Des propos confirmés par le général José Luis Ortiz-Canavate, chef de la base aérienne de Saragosse. Ce dernier a assuré au juge chargé de l’enquête sur l’affaire Brahim Ghali que c’est la ministre des Affaires étrangères espagnol qui a ordonné de ne pas contrôler les passagers d’un avion qui transportait un malade.
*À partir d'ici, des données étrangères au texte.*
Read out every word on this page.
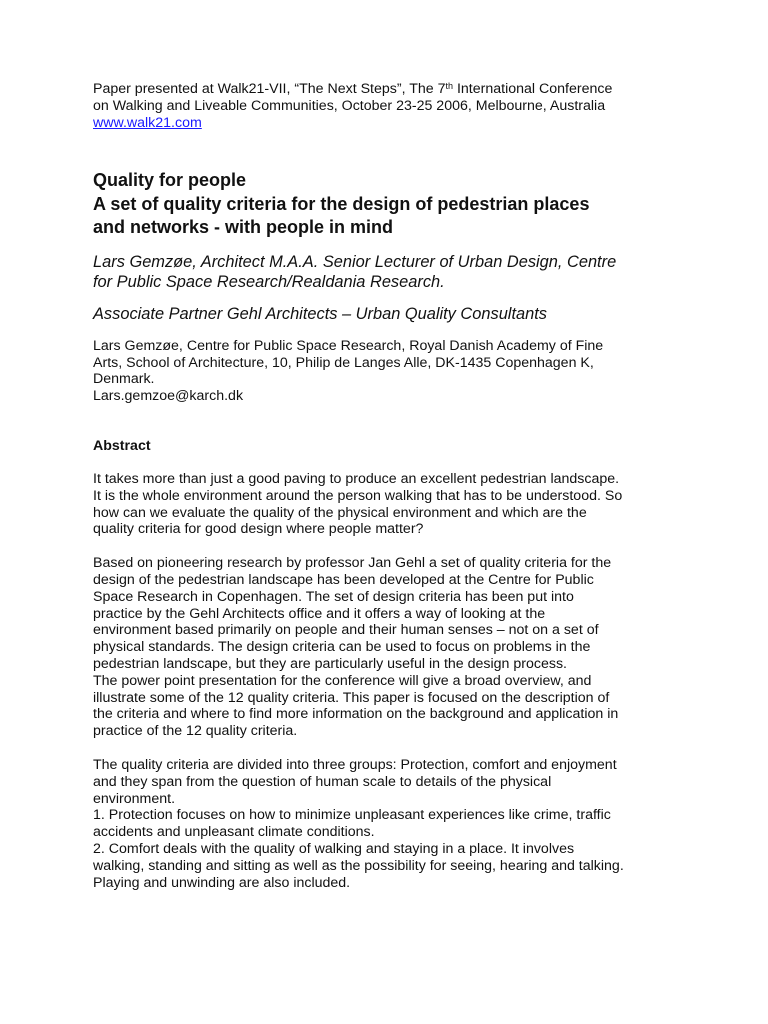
Paper presented at Walk21-VII, “The Next Steps”, The 7th International Conference
on Walking and Liveable Communities, October 23-25 2006, Melbourne, Australia
www.walk21.com

Quality for people
A set of quality criteria for the design of pedestrian places
and networks - with people in mind

Lars Gemzøe, Architect M.A.A. Senior Lecturer of Urban Design, Centre
for Public Space Research/Realdania Research.

Associate Partner Gehl Architects – Urban Quality Consultants

Lars Gemzøe, Centre for Public Space Research, Royal Danish Academy of Fine
Arts, School of Architecture, 10, Philip de Langes Alle, DK-1435 Copenhagen K,
Denmark.
Lars.gemzoe@karch.dk

Abstract

It takes more than just a good paving to produce an excellent pedestrian landscape.
It is the whole environment around the person walking that has to be understood. So
how can we evaluate the quality of the physical environment and which are the
quality criteria for good design where people matter?

Based on pioneering research by professor Jan Gehl a set of quality criteria for the
design of the pedestrian landscape has been developed at the Centre for Public
Space Research in Copenhagen. The set of design criteria has been put into
practice by the Gehl Architects office and it offers a way of looking at the
environment based primarily on people and their human senses – not on a set of
physical standards. The design criteria can be used to focus on problems in the
pedestrian landscape, but they are particularly useful in the design process.
The power point presentation for the conference will give a broad overview, and
illustrate some of the 12 quality criteria. This paper is focused on the description of
the criteria and where to find more information on the background and application in
practice of the 12 quality criteria.

The quality criteria are divided into three groups: Protection, comfort and enjoyment
and they span from the question of human scale to details of the physical
environment.
1. Protection focuses on how to minimize unpleasant experiences like crime, traffic
accidents and unpleasant climate conditions.
2. Comfort deals with the quality of walking and staying in a place. It involves
walking, standing and sitting as well as the possibility for seeing, hearing and talking.
Playing and unwinding are also included.
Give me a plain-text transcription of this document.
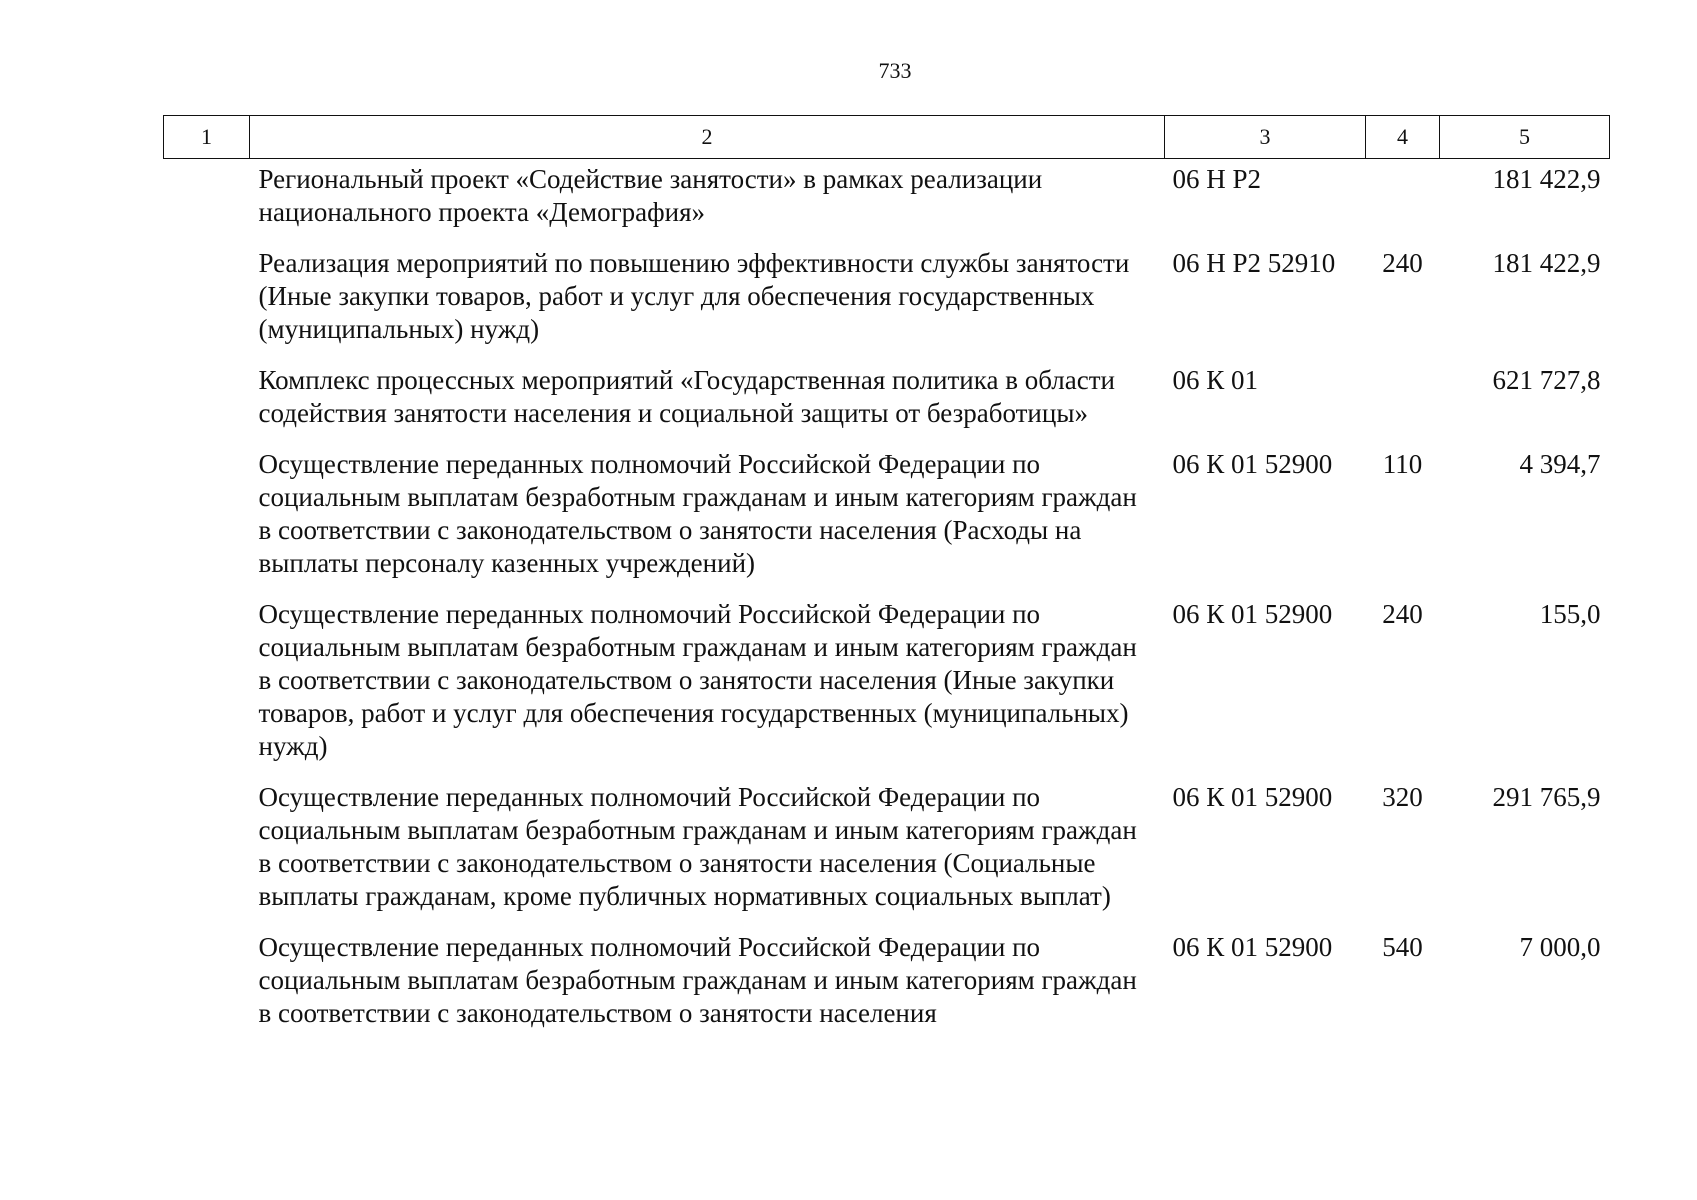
733
1	2	3	4	5
	Региональный проект «Содействие занятости» в рамках реализации национального проекта «Демография»	06 Н Р2		181 422,9
	Реализация мероприятий по повышению эффективности службы занятости (Иные закупки товаров, работ и услуг для обеспечения государственных (муниципальных) нужд)	06 Н Р2 52910	240	181 422,9
	Комплекс процессных мероприятий «Государственная политика в области содействия занятости населения и социальной защиты от безработицы»	06 К 01		621 727,8
	Осуществление переданных полномочий Российской Федерации по социальным выплатам безработным гражданам и иным категориям граждан в соответствии с законодательством о занятости населения (Расходы на выплаты персоналу казенных учреждений)	06 К 01 52900	110	4 394,7
	Осуществление переданных полномочий Российской Федерации по социальным выплатам безработным гражданам и иным категориям граждан в соответствии с законодательством о занятости населения (Иные закупки товаров, работ и услуг для обеспечения государственных (муниципальных) нужд)	06 К 01 52900	240	155,0
	Осуществление переданных полномочий Российской Федерации по социальным выплатам безработным гражданам и иным категориям граждан в соответствии с законодательством о занятости населения (Социальные выплаты гражданам, кроме публичных нормативных социальных выплат)	06 К 01 52900	320	291 765,9
	Осуществление переданных полномочий Российской Федерации по социальным выплатам безработным гражданам и иным категориям граждан в соответствии с законодательством о занятости населения	06 К 01 52900	540	7 000,0
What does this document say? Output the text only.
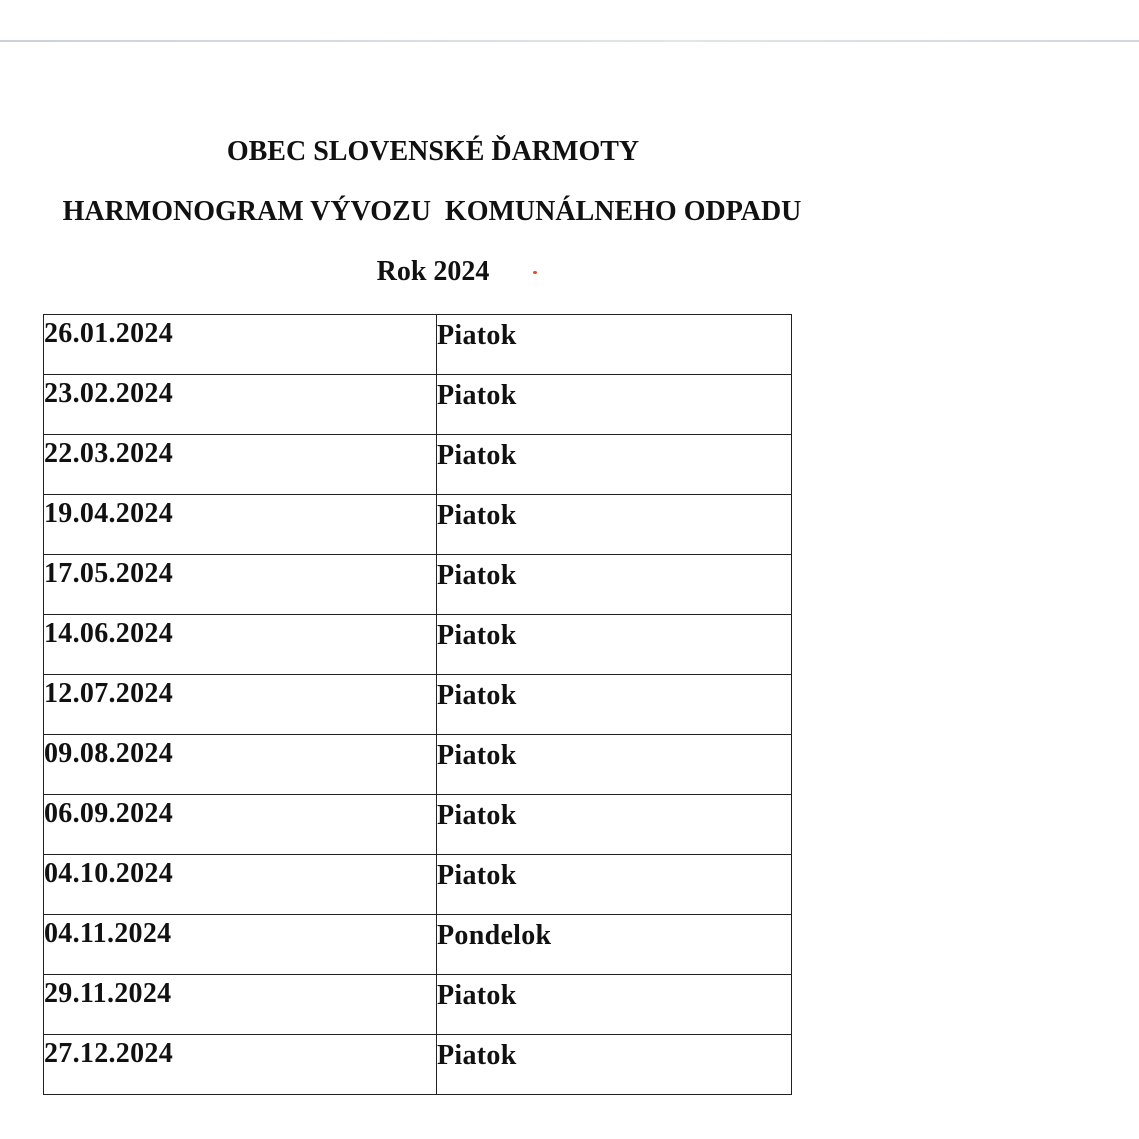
OBEC SLOVENSKÉ ĎARMOTY
HARMONOGRAM VÝVOZU  KOMUNÁLNEHO ODPADU
Rok 2024
26.01.2024	Piatok

23.02.2024	Piatok

22.03.2024	Piatok

19.04.2024	Piatok

17.05.2024	Piatok

14.06.2024	Piatok

12.07.2024	Piatok

09.08.2024	Piatok

06.09.2024	Piatok

04.10.2024	Piatok

04.11.2024	Pondelok

29.11.2024	Piatok

27.12.2024	Piatok
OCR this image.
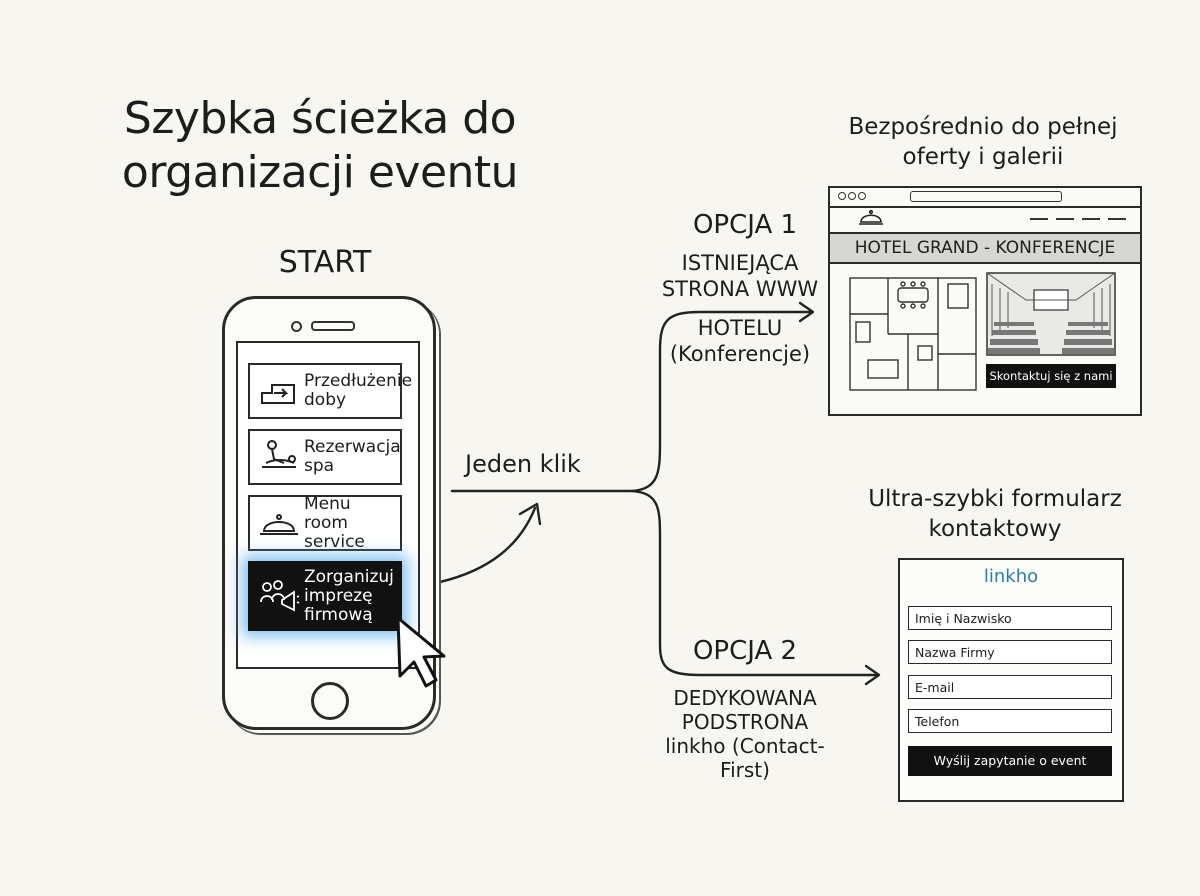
Szybka ścieżka do organizacji eventu
START
Przedłużenie doby
Rezerwacja spa
Menu room service
Zorganizuj imprezę firmową
Jeden klik
OPCJA 1
ISTNIEJĄCA STRONA WWW
HOTELU (Konferencje)
OPCJA 2
DEDYKOWANA PODSTRONA linkho (Contact-First)
Bezpośrednio do pełnej oferty i galerii
Ultra-szybki formularz kontaktowy
HOTEL GRAND - KONFERENCJE
Skontaktuj się z nami
linkho
Imię i Nazwisko
Nazwa Firmy
E-mail
Telefon
Wyślij zapytanie o event
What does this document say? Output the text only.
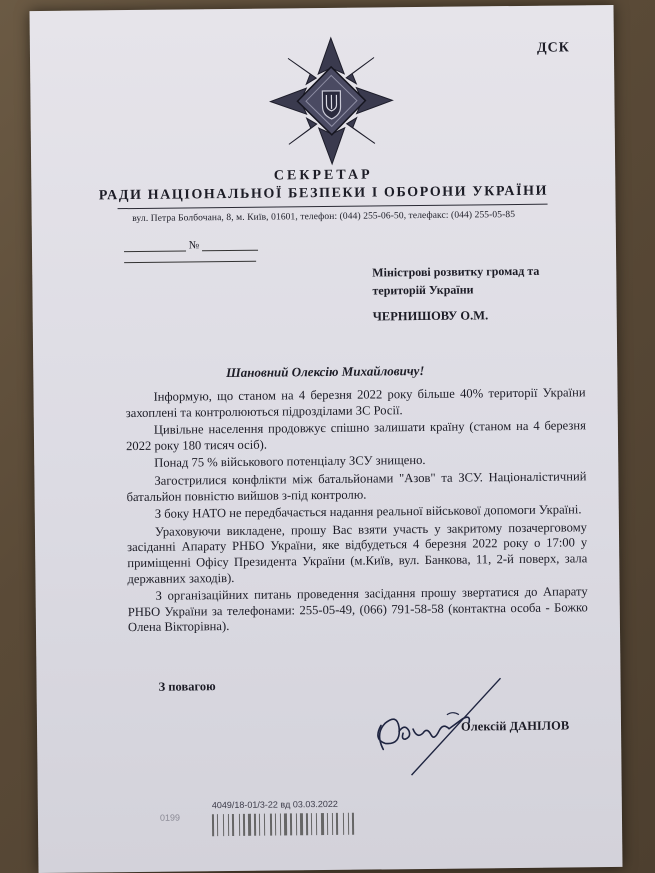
ДСК
СЕКРЕТАР
РАДИ НАЦІОНАЛЬНОЇ БЕЗПЕКИ І ОБОРОНИ УКРАЇНИ
вул. Петра Болбочана, 8, м. Київ, 01601, телефон: (044) 255-06-50, телефакс: (044) 255-05-85
№
Міністрові розвитку громад та територій України
ЧЕРНИШОВУ О.М.
Шановний Олексію Михайловичу!

Інформую, що станом на 4 березня 2022 року більше 40% території України захоплені та контролюються підрозділами ЗС Росії.

Цивільне населення продовжує спішно залишати країну (станом на 4 березня 2022 року 180 тисяч осіб).

Понад 75 % військового потенціалу ЗСУ знищено.

Загострилися конфлікти між батальйонами "Азов" та ЗСУ. Націоналістичний батальйон повністю вийшов з-під контролю.

З боку НАТО не передбачається надання реальної військової допомоги Україні.

Ураховуючи викладене, прошу Вас взяти участь у закритому позачерговому засіданні Апарату РНБО України, яке відбудеться 4 березня 2022 року о 17:00 у приміщенні Офісу Президента України (м.Київ, вул. Банкова, 11, 2-й поверх, зала державних заходів).

З організаційних питань проведення засідання прошу звертатися до Апарату РНБО України за телефонами: 255-05-49, (066) 791-58-58 (контактна особа - Божко Олена Вікторівна).

З повагою
Олексій ДАНІЛОВ
0199
4049/18-01/3-22 вд 03.03.2022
Il s’est avéré qu’il s’agissait de Brahim Ghali, un criminel notoire poursuivi en justice en Espagne pour des crimes atroces commis de surcroît sur des Espagnols.

Le ministère de la Défense espagnol se joint ainsi aux partis de l’opposition et à la société civile espagnole, reconnaissant le rôle direct du gouvernement dans cette crise inédite dont les répercussions ont été lourdes, particulièrement du point de vue économique. L’exclusion des ports espagnols de l’opération Marhaba 2021 a été le coup de massue pour plusieurs villes et ports espagnols, où plusieurs secteurs d’activités dépendent étroitement de cette opération.

«L’exclusion des ports espagnols par le Maroc aura un impact désastreux sur l’activité des compagnies maritimes espagnoles. Rien qu’à Motril, cela représente une perte de 20 millions d’euros. Cette exclusion affectera les ports d’Algésiras, de Tarifa, de Malaga, de Motril, d’Almeria, d’Alicante, de Sebta et Mélilia. C’est tragique», a tweeté Macarena Olona, membre du Congrès des députés d’Espagne.

Au port d’Algésiras, on estime le manque à gagner à 11 millions d’euros et 300 emplois détruits. Le journal espagnol La Razon estime, quant à lui, les pertes liées à l’exclusion des ports espagnols de l’opération Marhaba, à plus de 1,5 milliard d’euros.

Sur le volet sécuritaire, les services espagnols ont manifesté à plusieurs reprises leur inquiétude quant à la poursuite de la crise avec le Maroc. Grâce aux informations pertinentes et fiables des renseignements marocains, plusieurs attentats ont été évités chez le voisin ibérique.

Que ce soit sur le plan politique, sécuritaire, économique ou social, l’Espagne est sortie indéniablement perdante dans sa bataille diplomatique avec le Maroc. Un échec cuisant qui ne fera qu’accélérer la descente aux enfers du gouvernement de Pedro Sanchez.